L’umiliazione di una donna

FIRENZE – Questa è la storia, vera, di una ragazza straniera che si è trasferita nella splendida Firenze, città di cultura e integrazione. La mattina, quando esce di casa, nel centro storico, spesso incontra lui, “l’imbecille“. Anna – così la chiameremo per ovvi motivi di sicurezza – lo definisce così.

Anna racconta che ieri, vedendola, “ha fischiato toccandosi le palle e qualcos’altro con, diciamo, ostentazione“. Lei è decisamente una tipa tosta, gli ha rivolto un dito, quello medio.
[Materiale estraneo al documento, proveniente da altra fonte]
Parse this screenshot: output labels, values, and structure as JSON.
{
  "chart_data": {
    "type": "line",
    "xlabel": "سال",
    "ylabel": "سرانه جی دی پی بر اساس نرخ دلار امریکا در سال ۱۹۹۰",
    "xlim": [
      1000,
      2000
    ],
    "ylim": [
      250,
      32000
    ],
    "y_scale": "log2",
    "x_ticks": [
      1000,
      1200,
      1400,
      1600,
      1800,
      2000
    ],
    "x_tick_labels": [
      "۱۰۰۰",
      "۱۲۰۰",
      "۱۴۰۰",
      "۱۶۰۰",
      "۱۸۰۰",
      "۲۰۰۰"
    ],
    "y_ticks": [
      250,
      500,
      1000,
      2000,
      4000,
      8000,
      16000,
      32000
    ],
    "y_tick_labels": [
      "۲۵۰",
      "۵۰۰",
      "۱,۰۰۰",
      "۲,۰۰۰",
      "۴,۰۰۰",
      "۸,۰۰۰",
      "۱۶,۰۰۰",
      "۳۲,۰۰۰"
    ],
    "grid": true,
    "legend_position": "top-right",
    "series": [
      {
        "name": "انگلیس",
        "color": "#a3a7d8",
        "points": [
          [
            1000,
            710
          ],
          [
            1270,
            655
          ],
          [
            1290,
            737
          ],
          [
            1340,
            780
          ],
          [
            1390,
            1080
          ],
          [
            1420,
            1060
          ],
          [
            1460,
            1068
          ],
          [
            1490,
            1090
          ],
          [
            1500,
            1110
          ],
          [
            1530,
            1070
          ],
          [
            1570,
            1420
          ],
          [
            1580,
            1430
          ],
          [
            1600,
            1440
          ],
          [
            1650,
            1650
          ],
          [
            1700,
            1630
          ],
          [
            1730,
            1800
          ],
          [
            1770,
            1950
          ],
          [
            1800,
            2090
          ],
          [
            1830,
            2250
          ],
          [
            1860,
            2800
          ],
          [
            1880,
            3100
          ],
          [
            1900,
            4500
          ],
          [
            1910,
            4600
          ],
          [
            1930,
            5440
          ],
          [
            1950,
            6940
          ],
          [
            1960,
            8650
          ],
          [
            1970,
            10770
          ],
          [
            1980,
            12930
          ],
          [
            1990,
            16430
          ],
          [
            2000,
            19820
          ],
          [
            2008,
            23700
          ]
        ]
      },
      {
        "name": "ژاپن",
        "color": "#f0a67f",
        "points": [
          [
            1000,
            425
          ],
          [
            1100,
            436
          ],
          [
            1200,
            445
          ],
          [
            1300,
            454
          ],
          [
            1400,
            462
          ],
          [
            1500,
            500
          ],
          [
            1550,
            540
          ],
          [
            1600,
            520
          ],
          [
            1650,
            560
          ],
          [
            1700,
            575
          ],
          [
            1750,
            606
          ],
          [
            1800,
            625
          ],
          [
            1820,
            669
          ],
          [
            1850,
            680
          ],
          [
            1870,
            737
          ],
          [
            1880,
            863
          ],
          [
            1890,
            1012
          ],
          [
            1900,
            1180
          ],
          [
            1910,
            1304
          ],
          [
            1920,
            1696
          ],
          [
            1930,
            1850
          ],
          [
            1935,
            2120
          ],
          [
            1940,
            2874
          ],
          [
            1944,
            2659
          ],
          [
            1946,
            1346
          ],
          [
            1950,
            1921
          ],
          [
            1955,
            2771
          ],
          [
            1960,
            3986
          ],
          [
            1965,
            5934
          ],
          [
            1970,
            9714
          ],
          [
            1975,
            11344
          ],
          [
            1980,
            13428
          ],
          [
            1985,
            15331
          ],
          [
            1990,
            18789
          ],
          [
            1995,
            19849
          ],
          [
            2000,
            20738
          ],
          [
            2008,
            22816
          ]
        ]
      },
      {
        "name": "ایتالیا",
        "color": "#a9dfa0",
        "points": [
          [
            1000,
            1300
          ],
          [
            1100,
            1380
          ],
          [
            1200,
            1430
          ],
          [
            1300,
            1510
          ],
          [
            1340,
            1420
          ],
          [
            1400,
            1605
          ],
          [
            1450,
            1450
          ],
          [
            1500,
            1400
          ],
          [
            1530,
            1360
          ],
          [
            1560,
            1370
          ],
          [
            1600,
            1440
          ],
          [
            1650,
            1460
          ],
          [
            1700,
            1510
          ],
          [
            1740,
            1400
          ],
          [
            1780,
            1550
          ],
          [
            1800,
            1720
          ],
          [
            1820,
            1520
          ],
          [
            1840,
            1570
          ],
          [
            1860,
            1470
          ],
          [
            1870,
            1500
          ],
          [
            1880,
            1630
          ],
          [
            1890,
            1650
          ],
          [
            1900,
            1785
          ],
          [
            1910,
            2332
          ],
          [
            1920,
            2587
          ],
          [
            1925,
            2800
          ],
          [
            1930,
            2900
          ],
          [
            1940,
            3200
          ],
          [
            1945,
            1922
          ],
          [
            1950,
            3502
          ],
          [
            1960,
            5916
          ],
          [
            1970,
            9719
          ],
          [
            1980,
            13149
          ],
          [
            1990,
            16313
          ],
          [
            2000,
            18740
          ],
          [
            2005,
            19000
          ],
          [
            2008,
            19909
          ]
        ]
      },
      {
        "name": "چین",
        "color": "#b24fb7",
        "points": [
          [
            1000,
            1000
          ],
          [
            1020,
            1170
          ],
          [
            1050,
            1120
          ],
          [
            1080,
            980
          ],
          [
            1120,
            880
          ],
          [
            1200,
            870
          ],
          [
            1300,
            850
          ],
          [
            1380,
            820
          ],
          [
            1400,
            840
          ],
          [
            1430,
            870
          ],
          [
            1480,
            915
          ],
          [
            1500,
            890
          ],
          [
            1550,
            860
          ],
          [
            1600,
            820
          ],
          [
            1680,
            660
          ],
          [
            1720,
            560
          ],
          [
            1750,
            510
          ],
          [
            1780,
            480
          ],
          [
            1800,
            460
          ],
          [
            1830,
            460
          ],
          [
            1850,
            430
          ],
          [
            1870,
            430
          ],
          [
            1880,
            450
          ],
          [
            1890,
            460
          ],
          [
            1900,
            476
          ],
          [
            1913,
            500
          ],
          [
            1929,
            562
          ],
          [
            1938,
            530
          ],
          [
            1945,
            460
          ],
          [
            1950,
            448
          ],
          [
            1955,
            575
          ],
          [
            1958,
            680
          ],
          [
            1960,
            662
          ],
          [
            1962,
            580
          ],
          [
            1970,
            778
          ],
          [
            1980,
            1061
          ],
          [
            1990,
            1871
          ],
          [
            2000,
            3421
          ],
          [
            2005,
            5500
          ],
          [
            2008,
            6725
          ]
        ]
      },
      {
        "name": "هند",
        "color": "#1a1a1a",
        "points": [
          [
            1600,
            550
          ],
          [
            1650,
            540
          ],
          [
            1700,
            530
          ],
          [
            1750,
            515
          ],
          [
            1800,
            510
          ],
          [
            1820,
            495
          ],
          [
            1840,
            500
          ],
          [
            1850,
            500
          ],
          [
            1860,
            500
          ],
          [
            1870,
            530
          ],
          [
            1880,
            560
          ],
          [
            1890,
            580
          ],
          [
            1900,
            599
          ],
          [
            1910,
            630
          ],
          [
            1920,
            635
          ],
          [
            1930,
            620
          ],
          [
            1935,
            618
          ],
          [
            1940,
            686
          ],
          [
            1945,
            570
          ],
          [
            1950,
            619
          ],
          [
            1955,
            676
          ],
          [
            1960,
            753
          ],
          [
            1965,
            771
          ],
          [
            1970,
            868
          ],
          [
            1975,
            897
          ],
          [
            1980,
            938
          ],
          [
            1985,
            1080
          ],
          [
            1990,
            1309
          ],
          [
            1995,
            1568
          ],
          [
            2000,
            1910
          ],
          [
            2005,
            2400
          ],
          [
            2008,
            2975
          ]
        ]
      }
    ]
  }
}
Ovviamente lui ha replicato – non si può lasciare l’ultima parola o gesto a una donna – e ha bofonchiato i soliti complimenti, “stronza e puttana”. Anna spiega che questa volta, non ce l’ha fatta, ha voluto reagire e, singhiozzando dalla rabbia, si sfoga: “non potevo mantenere un profilo basso e far finta che quella testa di… fosse trasparente, mi aveva quasi sfiorato, lo fa sempre“. Lei straniera, si è trasferita nel nostro Paese perché lo ama. Non apprezza e non comprende sino in fondo, però, il concetto di rispetto delle regole su cui si basa la nostra società. Anna ormai è un fiume in piena, ha tanta voglia di liberarsi da tutte le umiliazioni e violenze che ha dovuto subire. “Parlando di legalità mi chiedo e non comprendo perché in questo bel Paese una donna deve stare sempre zitta e sottostare alle angherie di un parassita del genere, come egli possa spacciare e, allo stesso tempo, essere assistito dall’Asl“. Anna si tormenta e non riesce a comprendere come sia possibile tutto questo. Per lei non è ammissibile. Inizia a piangere, a scuotere la testa e a ripetere “è legale essere un noto spacciatore? E’ legale – da parte dei gestori del minimarket (dove solitamente sosta l’imbecille) – ospitare tali sanguisughe? E’ legale offendere tutte le donne (anziane, giovani, straniere)? E’ legale minacciare anche uomini della zona? Tutto ciò può definirsi legale? Possibile che non si riesca ad esercitare una minima forma di controllo su un micro territorio come questo?“.

Le domande sono tante e assolutamente comprensibili. Di violenza alle donne, se ne vedono tante, troppe. L’ultima è accaduta alla tassista di Roma, pochi giorni fa. Purtroppo, cara Anna, in questo bel Paese si interviene sempre quando ormai è troppo tardi. La ragazza non ha voglia di smettere e continua il suo racconto. “Oggi dopo l’accaduto, che non ha nessun valore giudiziale – magari mi avesse picchiata, almeno potevo chiamare una volante  – mi sentivo così umiliata, irritata, offesa e sporca che sono scoppiata in lacrime. Che vergogna“. Quello di Anna è un martirio che dura da troppo tempo e ha riaperto ferite profonde. “Certo, però per me è un incubo quotidiano, che purtroppo non posso non collegare a qualche fatto simile che ho vissuto 20 anni fa nel mio Paese. Quella volta gli imbecilli erano due. Mi umiliavano nello stesso modo, lungo il percorso tra casa mia e l’università. Un giorno li mandai a quel paese. La loro risposta arrivò presto. Una sera mi intercettarono all’uscita della metropolitana e mi violentatarono“. Anna è terrorizzata, scioccata. Teme che quella violenza bestiale possa ripetersi e le ragioni ci sono tutte. La ragazza ora è stata tranquillizzata. Gli uomini della Polizia di Stato di Firenze interverranno.